Shibuya M, Suzuki Y, Enomoto H, Okada T, Ogura K, Sugita K
Department of Neurosurgery, Nagoya University, Japan.
Acta Neurochir (Wien). 1994;131(1-2):19-25. doi: 10.1007/BF01401450.
Calcium antagonists are currently most widely used for chronic cerebral vasospasm after aneurysmal subarachnoid haemorrhage (SAH). However, the vasodilatory effects of systemically administered calcium antagonists can be limited secondary to hypotension. We previously compared intrathecal and intravenous routes of administration of nicardipine. Intrathecal administration of nicardipine significantly dilated spastic basilar arteries on day 7 in a two-haemorrhage canine model of vasospasm. In the present communication, the effects of prophylactic, serial administration of intrathecal nicardipine on vasospasm was examined in 50 patients. Patients were classified as Fisher SAH group 3 and all had their aneurysms clipped within 3 days of SAH. Following placement of a cisternal drain, 2 mg of nicardipine was injected, three times each day for an average of 10 days. The control group consisted of 91 similar patients with cisternal drainage not treated with nicardipine.
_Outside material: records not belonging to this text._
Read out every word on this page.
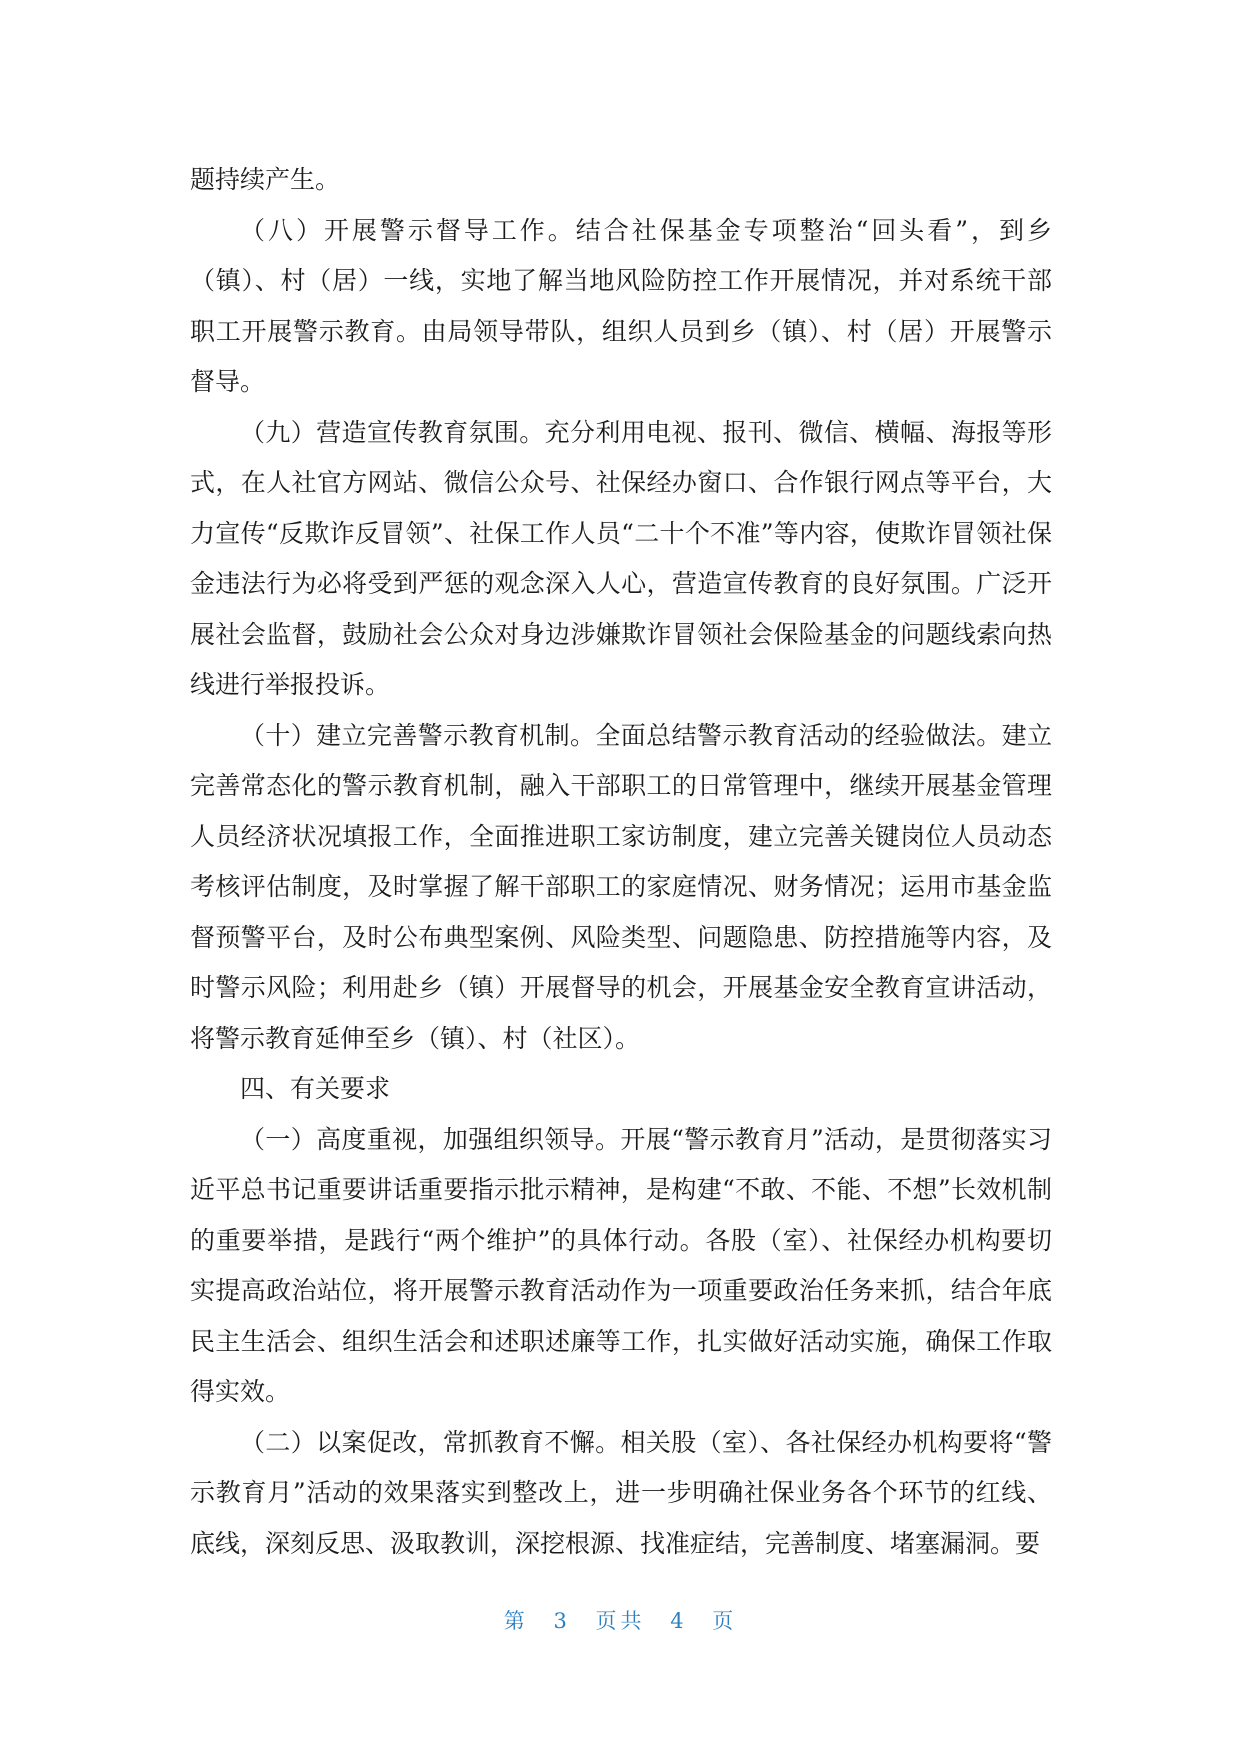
题持续产生。

（八）开展警示督导工作。结合社保基金专项整治“回头看”，到乡（镇）、村（居）一线，实地了解当地风险防控工作开展情况，并对系统干部职工开展警示教育。由局领导带队，组织人员到乡（镇）、村（居）开展警示督导。

（九）营造宣传教育氛围。充分利用电视、报刊、微信、横幅、海报等形式，在人社官方网站、微信公众号、社保经办窗口、合作银行网点等平台，大力宣传“反欺诈反冒领”、社保工作人员“二十个不准”等内容，使欺诈冒领社保金违法行为必将受到严惩的观念深入人心，营造宣传教育的良好氛围。广泛开展社会监督，鼓励社会公众对身边涉嫌欺诈冒领社会保险基金的问题线索向热线进行举报投诉。

（十）建立完善警示教育机制。全面总结警示教育活动的经验做法。建立完善常态化的警示教育机制，融入干部职工的日常管理中，继续开展基金管理人员经济状况填报工作，全面推进职工家访制度，建立完善关键岗位人员动态考核评估制度，及时掌握了解干部职工的家庭情况、财务情况；运用市基金监督预警平台，及时公布典型案例、风险类型、问题隐患、防控措施等内容，及时警示风险；利用赴乡（镇）开展督导的机会，开展基金安全教育宣讲活动，将警示教育延伸至乡（镇）、村（社区）。

四、有关要求

（一）高度重视，加强组织领导。开展“警示教育月”活动，是贯彻落实习近平总书记重要讲话重要指示批示精神，是构建“不敢、不能、不想”长效机制的重要举措，是践行“两个维护”的具体行动。各股（室）、社保经办机构要切实提高政治站位，将开展警示教育活动作为一项重要政治任务来抓，结合年底民主生活会、组织生活会和述职述廉等工作，扎实做好活动实施，确保工作取得实效。

（二）以案促改，常抓教育不懈。相关股（室）、各社保经办机构要将“警示教育月”活动的效果落实到整改上，进一步明确社保业务各个环节的红线、底线，深刻反思、汲取教训，深挖根源、找准症结，完善制度、堵塞漏洞。要

第 3 页共 4 页
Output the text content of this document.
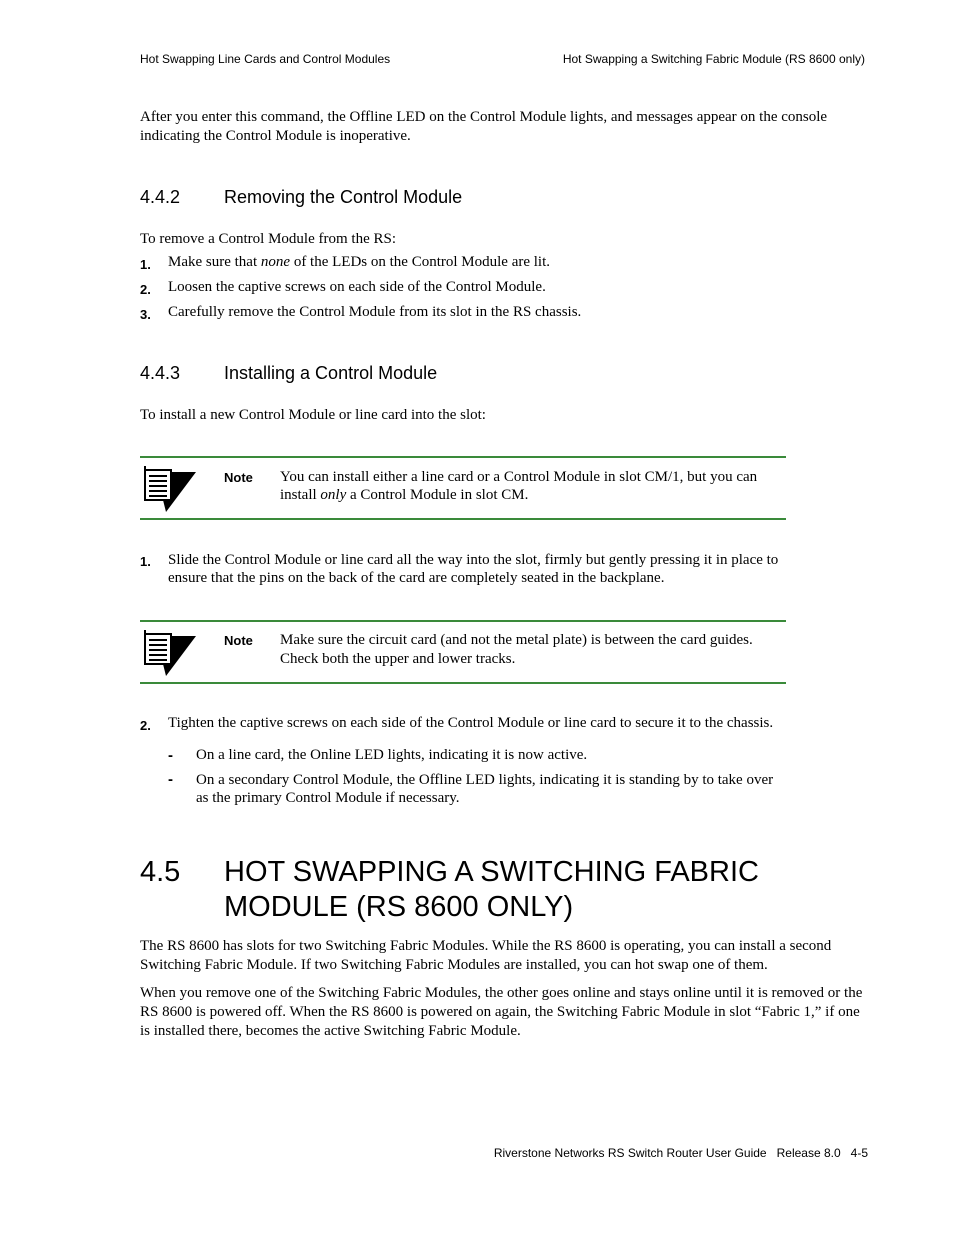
Hot Swapping Line Cards and Control Modules	Hot Swapping a Switching Fabric Module (RS 8600 only)

After you enter this command, the Offline LED on the Control Module lights, and messages appear on the console indicating the Control Module is inoperative.

4.4.2 Removing the Control Module

To remove a Control Module from the RS:

1. Make sure that none of the LEDs on the Control Module are lit.
2. Loosen the captive screws on each side of the Control Module.
3. Carefully remove the Control Module from its slot in the RS chassis.
4.4.3 Installing a Control Module

To install a new Control Module or line card into the slot:

Note You can install either a line card or a Control Module in slot CM/1, but you can install only a Control Module in slot CM.

1. Slide the Control Module or line card all the way into the slot, firmly but gently pressing it in place to ensure that the pins on the back of the card are completely seated in the backplane.
Note Make sure the circuit card (and not the metal plate) is between the card guides. Check both the upper and lower tracks.

2. Tighten the captive screws on each side of the Control Module or line card to secure it to the chassis.
- On a line card, the Online LED lights, indicating it is now active.
- On a secondary Control Module, the Offline LED lights, indicating it is standing by to take over as the primary Control Module if necessary.
4.5 HOT SWAPPING A SWITCHING FABRIC MODULE (RS 8600 ONLY)

The RS 8600 has slots for two Switching Fabric Modules. While the RS 8600 is operating, you can install a second Switching Fabric Module. If two Switching Fabric Modules are installed, you can hot swap one of them.

When you remove one of the Switching Fabric Modules, the other goes online and stays online until it is removed or the RS 8600 is powered off. When the RS 8600 is powered on again, the Switching Fabric Module in slot “Fabric 1,” if one is installed there, becomes the active Switching Fabric Module.

Riverstone Networks RS Switch Router User Guide   Release 8.0   4-5
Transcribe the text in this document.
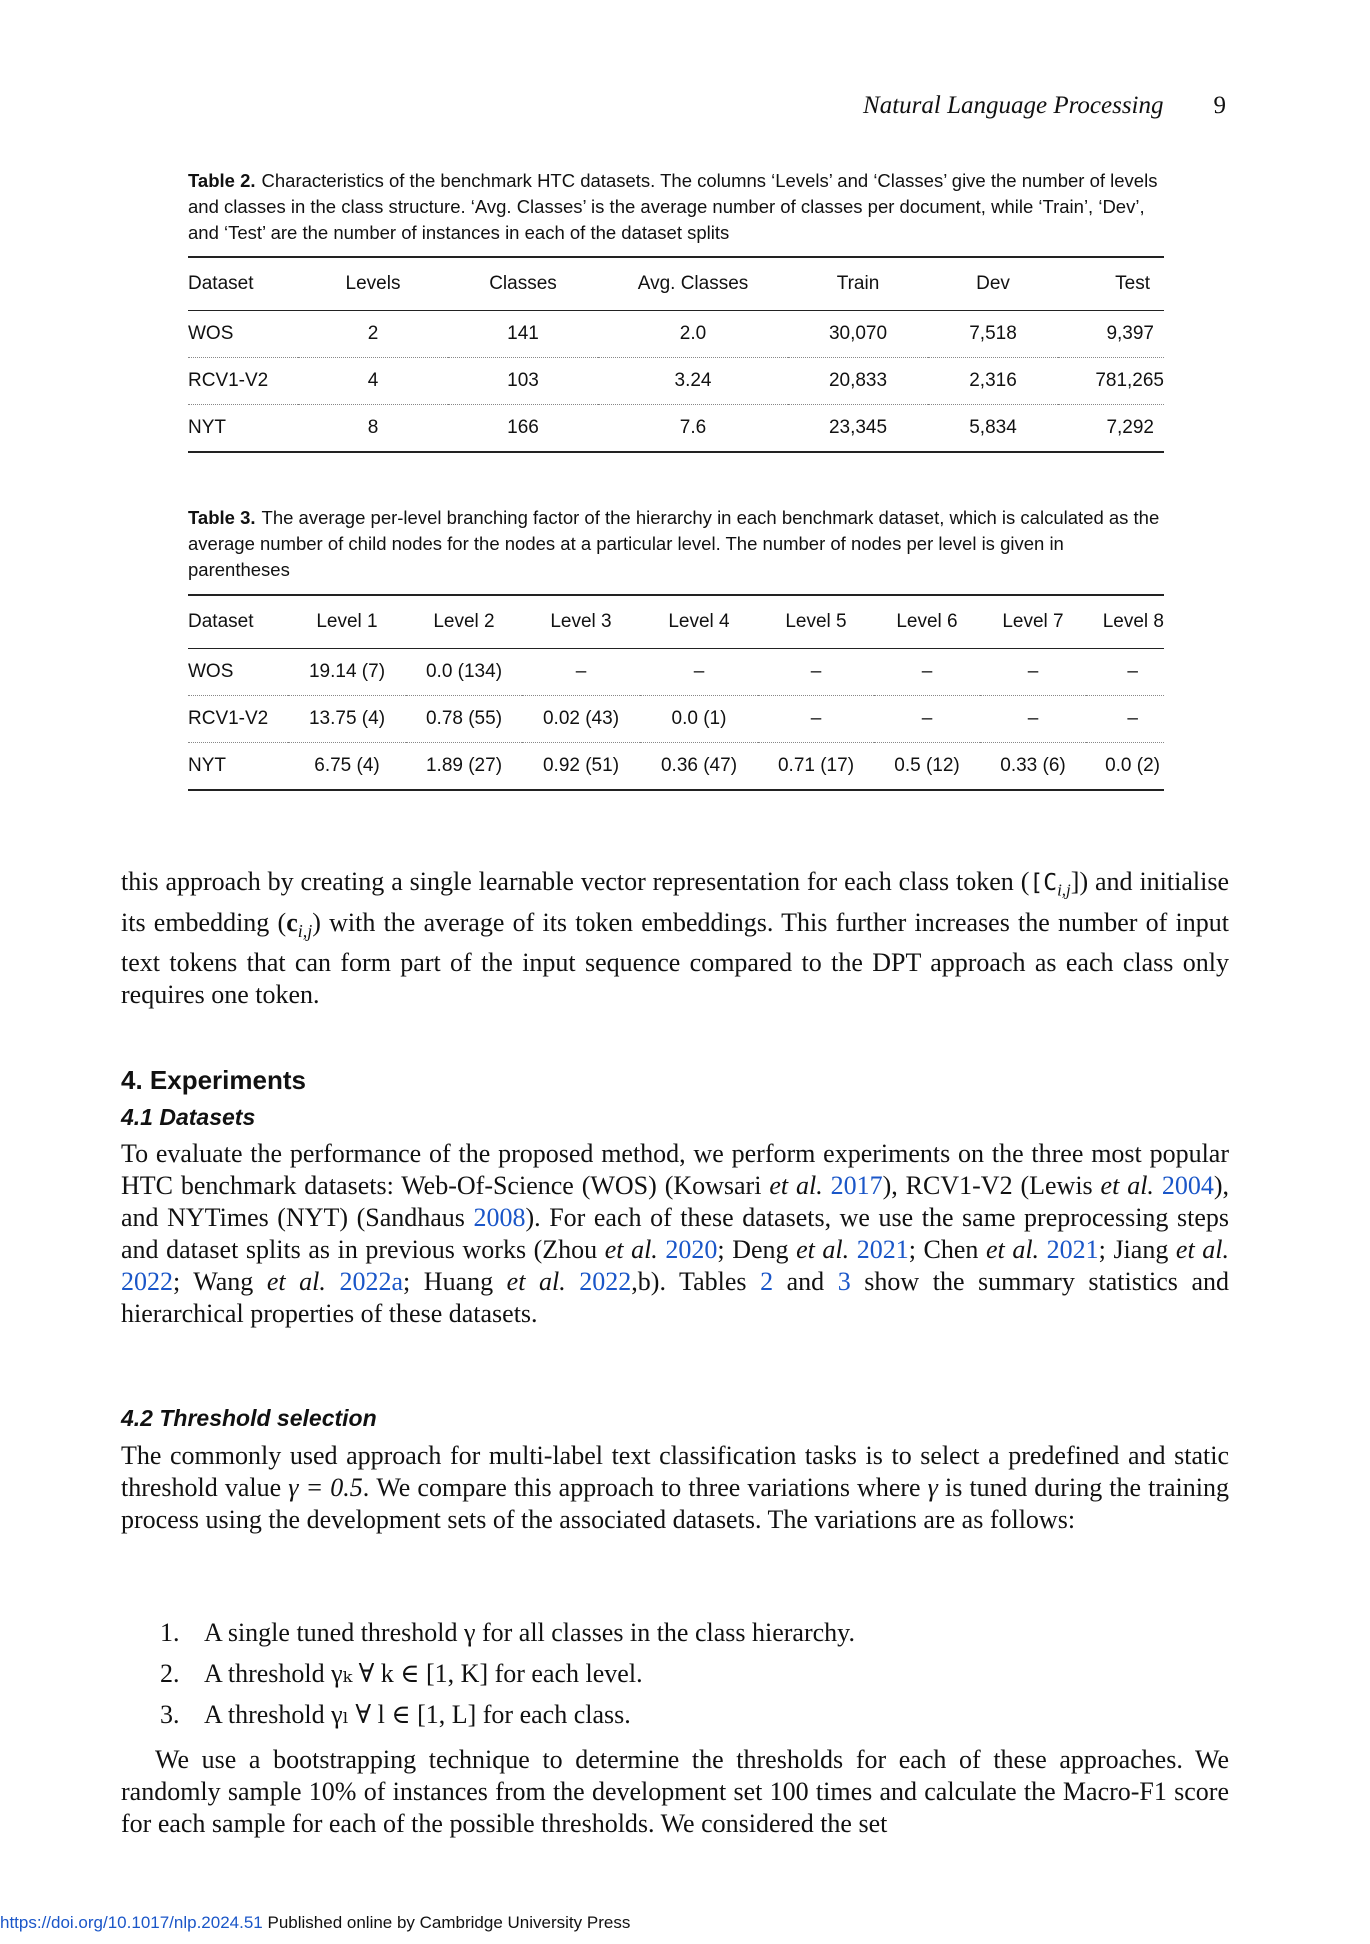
Natural Language Processing 9
Table 2. Characteristics of the benchmark HTC datasets. The columns ‘Levels’ and ‘Classes’ give the number of levels and classes in the class structure. ‘Avg. Classes’ is the average number of classes per document, while ‘Train’, ‘Dev’, and ‘Test’ are the number of instances in each of the dataset splits
Dataset	Levels	Classes	Avg. Classes	Train	Dev	Test
WOS	2	141	2.0	30,070	7,518	9,397
RCV1-V2	4	103	3.24	20,833	2,316	781,265
NYT	8	166	7.6	23,345	5,834	7,292
Table 3. The average per-level branching factor of the hierarchy in each benchmark dataset, which is calculated as the average number of child nodes for the nodes at a particular level. The number of nodes per level is given in parentheses
Dataset	Level 1	Level 2	Level 3	Level 4	Level 5	Level 6	Level 7	Level 8
WOS	19.14 (7)	0.0 (134)	–	–	–	–	–	–
RCV1-V2	13.75 (4)	0.78 (55)	0.02 (43)	0.0 (1)	–	–	–	–
NYT	6.75 (4)	1.89 (27)	0.92 (51)	0.36 (47)	0.71 (17)	0.5 (12)	0.33 (6)	0.0 (2)
this approach by creating a single learnable vector representation for each class token $([C_{i,j}])$ and initialise its embedding $(c_{i,j})$ with the average of its token embeddings. This further increases the number of input text tokens that can form part of the input sequence compared to the DPT approach as each class only requires one token.
4. Experiments
4.1 Datasets
To evaluate the performance of the proposed method, we perform experiments on the three most popular HTC benchmark datasets: Web-Of-Science (WOS) (Kowsari et al. 2017), RCV1-V2 (Lewis et al. 2004), and NYTimes (NYT) (Sandhaus 2008). For each of these datasets, we use the same preprocessing steps and dataset splits as in previous works (Zhou et al. 2020; Deng et al. 2021; Chen et al. 2021; Jiang et al. 2022; Wang et al. 2022a; Huang et al. 2022,b). Tables 2 and 3 show the summary statistics and hierarchical properties of these datasets.
4.2 Threshold selection
The commonly used approach for multi-label text classification tasks is to select a predefined and static threshold value γ = 0.5. We compare this approach to three variations where γ is tuned during the training process using the development sets of the associated datasets. The variations are as follows:
1. A single tuned threshold γ for all classes in the class hierarchy.
2. A threshold γₖ ∀ k ∈ [1, K] for each level.
3. A threshold γₗ ∀ l ∈ [1, L] for each class.
We use a bootstrapping technique to determine the thresholds for each of these approaches. We randomly sample 10% of instances from the development set 100 times and calculate the Macro-F1 score for each sample for each of the possible thresholds. We considered the set
https://doi.org/10.1017/nlp.2024.51 Published online by Cambridge University Press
Intrathecal administration of nicardipine decreased the incidence of symptomatic vasospasm by 26%, angiographic vasospasm by 20% and increased good clinical outcome at one month after the haemorrhage by 15%. Postoperative angiograms revealed that patients in the nicardipine group showed less vasospasm of major cerebral arteries, near the tip of a drain in the basal cistern, but vasospasm in the A2 and M2 segments was not decreased. Radio-isotope cisternography suggested that nicardipine might not reach the subarachnoid space around A2 and M2 segments. Nine patients complained of headache probably secondary to nicardipine induced vasodilation. Two patients suffered from meningitis, both were successfully treated. Intrathecal administration nicardipine appears to be effective in the treatment of vasospasm, but side effects were significant.
钙拮抗剂目前是动脉瘤性蛛网膜下腔出血(SAH)后慢性脑血管痉挛最广泛使用的药物。然而,全身给药的钙拮抗剂的血管舒张作用可能会因低血压而受到限制。我们之前比较了尼卡地平鞘内和静脉给药途径。在双次出血的犬血管痉挛模型中,鞘内注射尼卡地平在第7天可显著扩张痉挛的基底动脉。在本报告中,对50例患者进行了鞘内预防性、连续注射尼卡地平对血管痉挛影响的研究。患者被归类为Fisher SAH 3级,且均在SAH后3天内夹闭动脉瘤。在放置脑池引流管后,注射2mg尼卡地平,每天3次,平均10天。对照组由91例接受脑池引流但未用尼卡地平治疗的类似患者组成。鞘内注射尼卡地平使症状性血管痉挛的发生率降低了26%,血管造影显示的血管痉挛降低了20%,并使出血后1个月时良好临床结局的比例提高了15%。术后血管造影显示,尼卡地平组患者大脑主要动脉的血管痉挛较少,在基底脑池引流管尖端附近,但A2和M2段的血管痉挛并未减轻。放射性同位素脑池造影表明,尼卡地平可能无法到达A2和M2段周围的蛛网膜下腔。9例患者抱怨头痛,可能继发于尼卡地平引起的血管扩张。2例患者患脑膜炎,均成功治愈。鞘内注射尼卡地平似乎对血管痉挛的治疗有效,但副作用明显。